I love fairy tales and love writing stories adapting or subverting their tropes. But one thing you will never find me writing is stories about fairies, or even featuring fairies, because personally I can’t stand them and have no interest in writing about them.
If this may seem odd, consider the difference between a fairy tale and a fairy story. In his essay On Fairy Tales, J.R.R Tolkien defined a fairy tale as a story dealing with the land of faery and mankind’s relationship with it. They often work as cautionary tales about wandering into the realm of the fae and not being able to return to the ‘real’ world.
‘Faery’ is a fairly broad term but it generally refers to what ancient cultures believed was a world parallel to but connected to our own filled with other-worldly creatures. Fairies were one such creature, but not the only ones which were said to inhabit it.
By contrast, Tolkien defined fantasy as something set in an entirely invented world, like his own Middle Earth. More authors are making subversions by returning to the fae variety, but what we now call fairies tend to be creatures of fantasy rather than mythology. They tend to be small, humanoid beings, usually with wings and some form of magical powers.
1. Too generic. It’s difficult for me to love any fantasy creature if the author doesn’t do at least something new with it.
2. Too girly. Not that I’m against girly (I’m a big fan of My Little Pony) but so many writers try to make their fairies too saccharine and sweet, which makes me feel like they just vomited glitter all over the page.
3. Too bitchy. I guess this is supposed to be a subversion of the girly variety, but it tends to come across to me as making them overly mean for no real reason.
This doesn’t mean that I hate all stories with fairies, however. I like the weather fairies in A Tiny Snow Fairy Sugar and the sweets spirits in Yumeiro Pâtissière since despite being overly cutsy, they were still different than the standard fare and their story arcs were just as strong and significant as those of their human friends.
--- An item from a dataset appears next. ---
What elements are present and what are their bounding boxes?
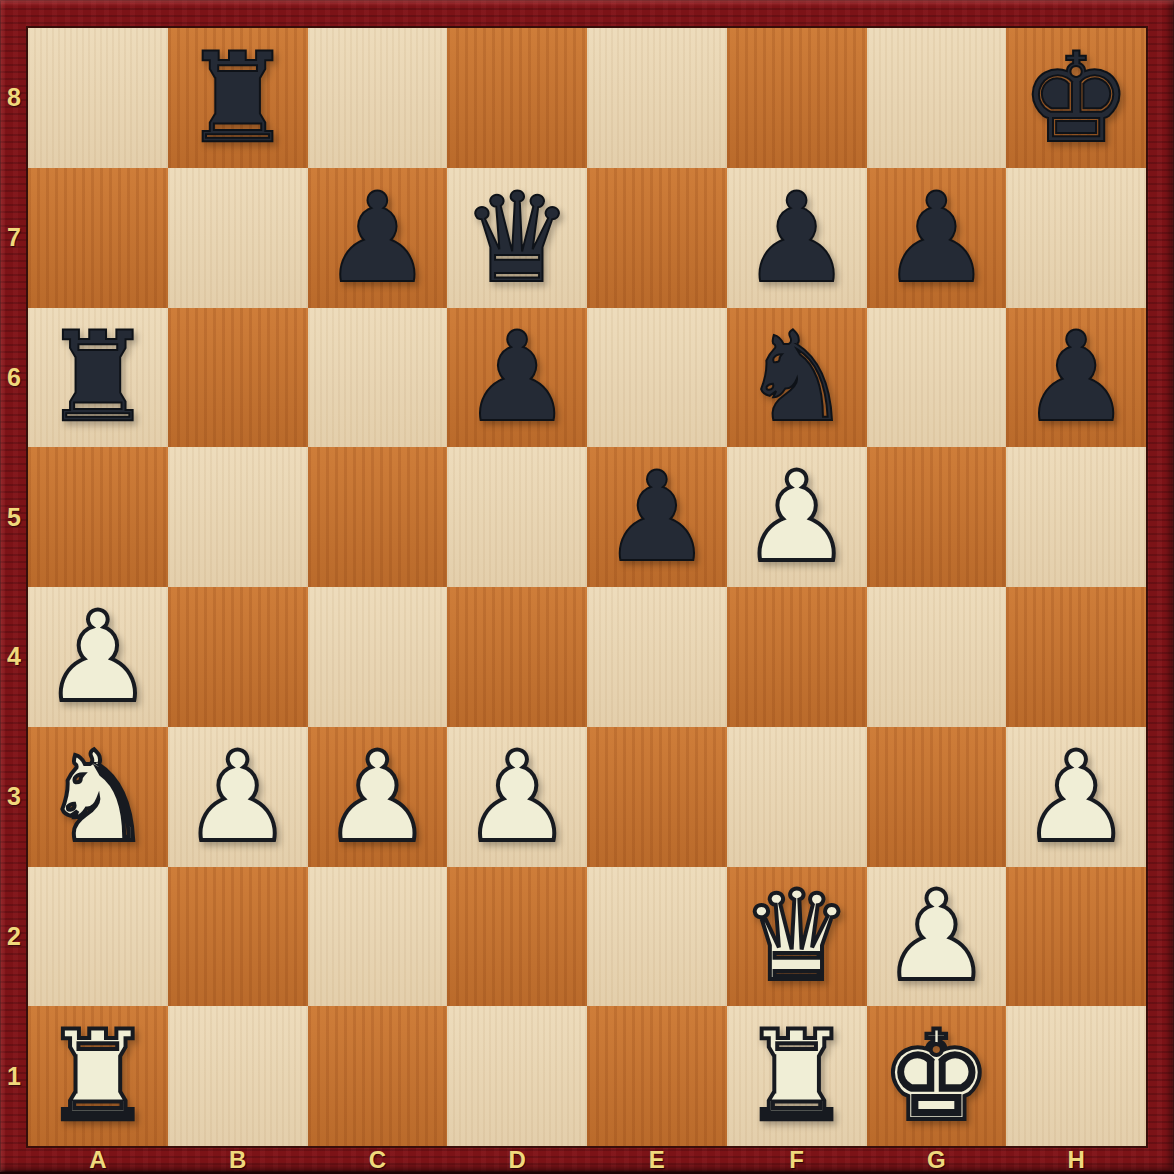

By far my favourite fairies in any form of fiction were the three good fairies – Flora, Fauna, and Merryweather – in Disney’s version of Sleeping Beauty. This is because they were well-rounded, funny, and interesting characters, in fact they were far more heroic than the incredibly bland and useless titular character.
While their magical powers were fairly generic and the film does rely upon incredibly black and white ideas of good and evil, the three of them avoided being either too girly or too bitchy by becoming developed characters rather than fairy archetypes. They had positive and negative qualities, they created some of the best comedy that’s ever been seen in a Disney film, they were loving to Aurora despite her complete lack of a personality, and when the time came to it they were completely badass. Really, the King and Queen should have given control of the kingdom to them at the end, since they were the only ones who had any sense (destroying all the spinning wheels in the kingdom both destroyed the economy and left everyone naked, your majesty).
The villainess Maleficent is also technically a fairy (which is why the re-make made her more like the fae variety) but also greatly different than most ‘bad’ fairies in fiction. True her motivation is for incredibly petty reasons, only because she wasn’t invited to a party, but she is still one of the most memorable villains that Disney has ever made. Even sixty years later, she is still the benchmark against which all other animated villains are measured. The strong characterisation of both the good and evil fairies is what makes Sleeping Beauty into both a fairy tale and a good story about fairies.